In a special Friday night voting session, board members in Monessen School District unanimously approved a new teachers’ contract, which runs through 2018. The terms of the contract, including the cost, is a secret. Still, local property taxpayers are now contractually obligated to foot the bill. Sound unfair? And Monessen is only the latest example of a secretive collective bargaining process that leaves taxpayers in the dark.
Whenever decisions over public money are made, government and elected officials need to be open and transparent. Taxpayers have the right to know how their money is spent. This is common sense. And it’s why a growing number of states are bringing more transparency to public sector labor negotiations. Here in Pennsylvania, the Senate has already passed contract transparency legislation.

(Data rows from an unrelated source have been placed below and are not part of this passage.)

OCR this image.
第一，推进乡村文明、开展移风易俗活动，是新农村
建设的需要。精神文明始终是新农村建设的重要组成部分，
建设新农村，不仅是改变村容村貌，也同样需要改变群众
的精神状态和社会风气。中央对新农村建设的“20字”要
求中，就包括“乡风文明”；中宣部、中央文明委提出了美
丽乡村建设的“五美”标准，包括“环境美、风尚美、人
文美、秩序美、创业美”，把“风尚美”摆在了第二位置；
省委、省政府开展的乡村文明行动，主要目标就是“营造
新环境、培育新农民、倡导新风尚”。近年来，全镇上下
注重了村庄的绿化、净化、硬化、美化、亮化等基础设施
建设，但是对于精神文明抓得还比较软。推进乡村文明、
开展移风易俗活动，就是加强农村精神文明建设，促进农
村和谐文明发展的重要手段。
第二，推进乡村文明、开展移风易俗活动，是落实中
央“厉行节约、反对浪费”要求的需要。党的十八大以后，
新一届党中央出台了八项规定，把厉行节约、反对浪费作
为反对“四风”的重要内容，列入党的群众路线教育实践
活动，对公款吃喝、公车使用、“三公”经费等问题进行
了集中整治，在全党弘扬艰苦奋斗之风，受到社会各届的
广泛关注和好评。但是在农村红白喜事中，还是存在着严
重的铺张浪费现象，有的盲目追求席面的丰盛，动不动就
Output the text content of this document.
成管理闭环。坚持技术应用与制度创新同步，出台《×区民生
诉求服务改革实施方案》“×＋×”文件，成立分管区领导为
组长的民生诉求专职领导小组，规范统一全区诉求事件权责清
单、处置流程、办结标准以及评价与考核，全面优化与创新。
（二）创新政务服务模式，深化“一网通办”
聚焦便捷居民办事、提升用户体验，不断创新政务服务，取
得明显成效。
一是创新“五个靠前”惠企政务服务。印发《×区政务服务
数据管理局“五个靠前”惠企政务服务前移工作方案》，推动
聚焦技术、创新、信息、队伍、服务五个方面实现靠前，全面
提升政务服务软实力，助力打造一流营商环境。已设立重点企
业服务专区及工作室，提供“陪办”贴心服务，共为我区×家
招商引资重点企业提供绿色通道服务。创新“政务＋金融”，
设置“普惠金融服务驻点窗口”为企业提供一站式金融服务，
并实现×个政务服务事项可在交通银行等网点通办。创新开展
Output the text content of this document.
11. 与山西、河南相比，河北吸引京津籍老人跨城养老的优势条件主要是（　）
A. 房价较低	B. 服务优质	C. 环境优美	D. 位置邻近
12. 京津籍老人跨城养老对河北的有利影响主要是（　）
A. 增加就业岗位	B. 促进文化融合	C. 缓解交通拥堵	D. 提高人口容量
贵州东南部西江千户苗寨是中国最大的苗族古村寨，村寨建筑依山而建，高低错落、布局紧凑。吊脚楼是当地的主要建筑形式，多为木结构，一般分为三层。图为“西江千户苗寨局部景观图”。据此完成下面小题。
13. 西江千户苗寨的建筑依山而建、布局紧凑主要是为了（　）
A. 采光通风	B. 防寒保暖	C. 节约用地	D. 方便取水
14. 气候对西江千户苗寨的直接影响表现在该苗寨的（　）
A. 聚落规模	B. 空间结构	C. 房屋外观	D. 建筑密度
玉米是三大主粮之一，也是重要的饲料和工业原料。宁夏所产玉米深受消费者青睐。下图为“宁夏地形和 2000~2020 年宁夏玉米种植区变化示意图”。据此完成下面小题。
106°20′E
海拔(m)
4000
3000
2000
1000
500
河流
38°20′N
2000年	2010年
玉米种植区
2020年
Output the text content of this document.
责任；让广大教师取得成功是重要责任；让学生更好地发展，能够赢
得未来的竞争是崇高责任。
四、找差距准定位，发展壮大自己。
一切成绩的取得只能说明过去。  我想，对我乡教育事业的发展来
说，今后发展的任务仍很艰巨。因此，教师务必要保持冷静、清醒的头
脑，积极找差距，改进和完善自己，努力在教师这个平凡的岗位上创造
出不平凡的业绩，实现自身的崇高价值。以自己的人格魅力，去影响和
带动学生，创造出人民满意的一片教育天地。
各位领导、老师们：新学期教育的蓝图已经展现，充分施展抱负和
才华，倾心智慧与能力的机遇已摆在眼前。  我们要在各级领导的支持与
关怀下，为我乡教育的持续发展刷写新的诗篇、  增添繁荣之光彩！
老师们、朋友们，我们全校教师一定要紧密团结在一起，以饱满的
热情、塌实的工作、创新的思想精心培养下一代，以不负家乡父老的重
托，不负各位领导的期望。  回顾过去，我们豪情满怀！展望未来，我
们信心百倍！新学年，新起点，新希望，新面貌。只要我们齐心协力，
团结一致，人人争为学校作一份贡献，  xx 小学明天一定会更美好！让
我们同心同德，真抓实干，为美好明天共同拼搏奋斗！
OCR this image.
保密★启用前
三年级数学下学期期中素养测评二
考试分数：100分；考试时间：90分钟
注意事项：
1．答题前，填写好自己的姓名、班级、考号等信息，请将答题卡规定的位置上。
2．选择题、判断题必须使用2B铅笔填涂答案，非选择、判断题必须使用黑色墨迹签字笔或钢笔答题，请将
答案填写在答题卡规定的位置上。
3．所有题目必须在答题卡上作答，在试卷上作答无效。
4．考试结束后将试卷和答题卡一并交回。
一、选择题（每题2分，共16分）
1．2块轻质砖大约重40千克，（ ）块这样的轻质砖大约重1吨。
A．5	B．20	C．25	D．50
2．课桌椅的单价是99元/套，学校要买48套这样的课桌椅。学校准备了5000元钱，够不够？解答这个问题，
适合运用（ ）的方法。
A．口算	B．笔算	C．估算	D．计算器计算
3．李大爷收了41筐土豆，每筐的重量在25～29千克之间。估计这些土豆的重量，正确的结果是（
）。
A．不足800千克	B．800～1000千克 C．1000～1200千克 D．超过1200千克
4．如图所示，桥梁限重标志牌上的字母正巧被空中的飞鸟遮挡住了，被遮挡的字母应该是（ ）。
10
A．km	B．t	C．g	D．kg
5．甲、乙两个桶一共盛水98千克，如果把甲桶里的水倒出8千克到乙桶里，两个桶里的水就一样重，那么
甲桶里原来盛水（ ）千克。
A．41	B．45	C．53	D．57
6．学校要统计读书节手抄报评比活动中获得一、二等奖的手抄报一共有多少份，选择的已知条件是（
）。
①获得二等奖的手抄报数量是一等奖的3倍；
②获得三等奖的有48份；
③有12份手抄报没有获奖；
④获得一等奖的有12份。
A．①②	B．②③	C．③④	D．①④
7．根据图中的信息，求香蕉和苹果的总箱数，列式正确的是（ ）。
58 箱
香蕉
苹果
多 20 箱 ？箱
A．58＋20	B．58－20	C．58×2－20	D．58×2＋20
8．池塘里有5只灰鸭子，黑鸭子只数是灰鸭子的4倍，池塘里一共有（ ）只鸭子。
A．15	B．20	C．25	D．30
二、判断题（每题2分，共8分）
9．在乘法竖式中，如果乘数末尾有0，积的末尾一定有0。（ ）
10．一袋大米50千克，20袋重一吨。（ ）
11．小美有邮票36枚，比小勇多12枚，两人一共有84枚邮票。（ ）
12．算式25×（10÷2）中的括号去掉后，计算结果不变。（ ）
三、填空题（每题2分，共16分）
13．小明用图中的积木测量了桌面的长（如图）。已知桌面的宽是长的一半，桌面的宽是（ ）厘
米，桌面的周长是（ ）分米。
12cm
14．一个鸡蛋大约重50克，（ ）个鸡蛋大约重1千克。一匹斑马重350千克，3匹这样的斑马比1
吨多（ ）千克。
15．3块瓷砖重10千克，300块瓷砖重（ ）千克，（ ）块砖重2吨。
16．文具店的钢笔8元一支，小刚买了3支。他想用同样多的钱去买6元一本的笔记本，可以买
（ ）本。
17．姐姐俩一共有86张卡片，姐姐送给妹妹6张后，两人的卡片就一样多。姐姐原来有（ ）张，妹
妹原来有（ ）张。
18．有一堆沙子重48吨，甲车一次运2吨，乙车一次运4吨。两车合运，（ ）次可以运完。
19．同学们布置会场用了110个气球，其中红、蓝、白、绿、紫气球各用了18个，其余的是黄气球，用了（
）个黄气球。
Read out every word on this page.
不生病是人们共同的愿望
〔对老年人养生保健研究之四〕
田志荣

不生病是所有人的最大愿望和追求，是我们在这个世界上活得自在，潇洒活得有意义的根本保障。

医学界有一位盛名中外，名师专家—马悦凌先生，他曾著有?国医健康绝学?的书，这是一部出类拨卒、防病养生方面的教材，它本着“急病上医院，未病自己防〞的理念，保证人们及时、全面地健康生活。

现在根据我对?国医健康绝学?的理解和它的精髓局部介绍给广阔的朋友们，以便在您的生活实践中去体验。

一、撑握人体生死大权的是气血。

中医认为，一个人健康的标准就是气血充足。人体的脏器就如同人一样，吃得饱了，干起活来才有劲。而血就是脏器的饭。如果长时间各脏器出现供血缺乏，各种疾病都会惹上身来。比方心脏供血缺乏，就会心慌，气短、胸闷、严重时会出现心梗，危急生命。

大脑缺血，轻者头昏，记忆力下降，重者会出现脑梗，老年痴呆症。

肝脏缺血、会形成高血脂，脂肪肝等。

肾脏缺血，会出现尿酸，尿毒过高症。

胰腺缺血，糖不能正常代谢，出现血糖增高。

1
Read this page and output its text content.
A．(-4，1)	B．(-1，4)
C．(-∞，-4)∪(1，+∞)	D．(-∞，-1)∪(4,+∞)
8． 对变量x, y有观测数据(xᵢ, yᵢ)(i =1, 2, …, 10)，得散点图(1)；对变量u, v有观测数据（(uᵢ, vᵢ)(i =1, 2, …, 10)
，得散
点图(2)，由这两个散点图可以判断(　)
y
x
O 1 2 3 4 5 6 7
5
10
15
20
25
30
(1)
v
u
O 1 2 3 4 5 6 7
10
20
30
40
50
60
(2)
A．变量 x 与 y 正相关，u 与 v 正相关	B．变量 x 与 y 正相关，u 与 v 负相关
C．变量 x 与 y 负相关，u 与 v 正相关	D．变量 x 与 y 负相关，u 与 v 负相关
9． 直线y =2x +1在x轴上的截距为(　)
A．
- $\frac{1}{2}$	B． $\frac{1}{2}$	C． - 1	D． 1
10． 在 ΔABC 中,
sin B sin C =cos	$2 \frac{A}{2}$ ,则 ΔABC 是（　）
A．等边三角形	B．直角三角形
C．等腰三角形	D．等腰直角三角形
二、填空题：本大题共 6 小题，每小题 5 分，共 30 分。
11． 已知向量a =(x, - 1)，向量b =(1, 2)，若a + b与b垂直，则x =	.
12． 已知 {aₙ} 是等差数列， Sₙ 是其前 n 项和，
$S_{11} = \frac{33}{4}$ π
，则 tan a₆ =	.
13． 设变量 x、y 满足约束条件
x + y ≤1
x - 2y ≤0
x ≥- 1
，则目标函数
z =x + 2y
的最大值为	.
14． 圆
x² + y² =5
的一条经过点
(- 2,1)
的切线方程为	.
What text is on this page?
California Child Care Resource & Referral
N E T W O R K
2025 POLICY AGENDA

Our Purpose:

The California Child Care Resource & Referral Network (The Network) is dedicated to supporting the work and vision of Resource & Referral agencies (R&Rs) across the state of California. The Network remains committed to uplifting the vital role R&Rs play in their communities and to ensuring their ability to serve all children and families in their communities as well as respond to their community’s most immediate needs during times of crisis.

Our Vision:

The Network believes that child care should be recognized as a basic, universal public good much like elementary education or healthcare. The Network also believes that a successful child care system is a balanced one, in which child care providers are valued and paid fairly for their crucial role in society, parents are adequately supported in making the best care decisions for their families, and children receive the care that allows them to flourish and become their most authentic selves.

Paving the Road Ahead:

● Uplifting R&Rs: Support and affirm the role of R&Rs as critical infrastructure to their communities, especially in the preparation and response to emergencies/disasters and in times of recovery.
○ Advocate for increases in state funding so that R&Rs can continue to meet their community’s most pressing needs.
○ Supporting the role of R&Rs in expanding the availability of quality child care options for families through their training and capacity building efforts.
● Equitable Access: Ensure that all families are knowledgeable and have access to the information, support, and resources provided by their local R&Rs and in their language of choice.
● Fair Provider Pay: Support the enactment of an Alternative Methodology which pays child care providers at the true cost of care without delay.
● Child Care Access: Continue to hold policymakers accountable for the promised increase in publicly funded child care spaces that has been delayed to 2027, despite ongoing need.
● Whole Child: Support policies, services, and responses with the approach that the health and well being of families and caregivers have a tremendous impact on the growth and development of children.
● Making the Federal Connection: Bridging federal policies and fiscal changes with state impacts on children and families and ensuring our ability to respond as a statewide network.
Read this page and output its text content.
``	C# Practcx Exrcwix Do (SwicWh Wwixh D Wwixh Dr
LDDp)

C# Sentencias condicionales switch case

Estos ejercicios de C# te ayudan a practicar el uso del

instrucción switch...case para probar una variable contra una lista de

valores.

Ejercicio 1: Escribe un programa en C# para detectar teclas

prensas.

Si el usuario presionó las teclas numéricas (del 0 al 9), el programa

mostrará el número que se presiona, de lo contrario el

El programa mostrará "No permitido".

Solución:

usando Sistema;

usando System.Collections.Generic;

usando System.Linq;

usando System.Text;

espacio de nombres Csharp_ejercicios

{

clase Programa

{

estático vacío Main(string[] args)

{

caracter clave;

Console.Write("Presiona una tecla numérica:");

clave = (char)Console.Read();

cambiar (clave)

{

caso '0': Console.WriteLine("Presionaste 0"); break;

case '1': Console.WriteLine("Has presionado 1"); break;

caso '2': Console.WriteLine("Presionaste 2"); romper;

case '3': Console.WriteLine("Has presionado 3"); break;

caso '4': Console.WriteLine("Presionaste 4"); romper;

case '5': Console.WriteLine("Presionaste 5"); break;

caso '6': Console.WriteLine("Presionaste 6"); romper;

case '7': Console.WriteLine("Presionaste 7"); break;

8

SB 645, sponsored by Sen. Patrick Stefano (Westmoreland), requires a summary of public sector collective bargaining agreements be posted on state, school district, or local government websites two weeks prior to signing. This allows taxpayers to see cost projections and raise objections if the proposed contract does not represent the best interest of taxpayers and workers.
The Pennsylvania House now has an opportunity to take up SB 645.
Without reform, taxpayers will continue to be stuck paying for secretive backroom deals as exemplified in Monessen School District. Notifying the public after a labor contract is already signed is too little, too late, as there is no turning back. Instead of treating taxpayers as an afterthought, lawmakers should make labor contracts transparent and give Pennsylvanians a seat at the table.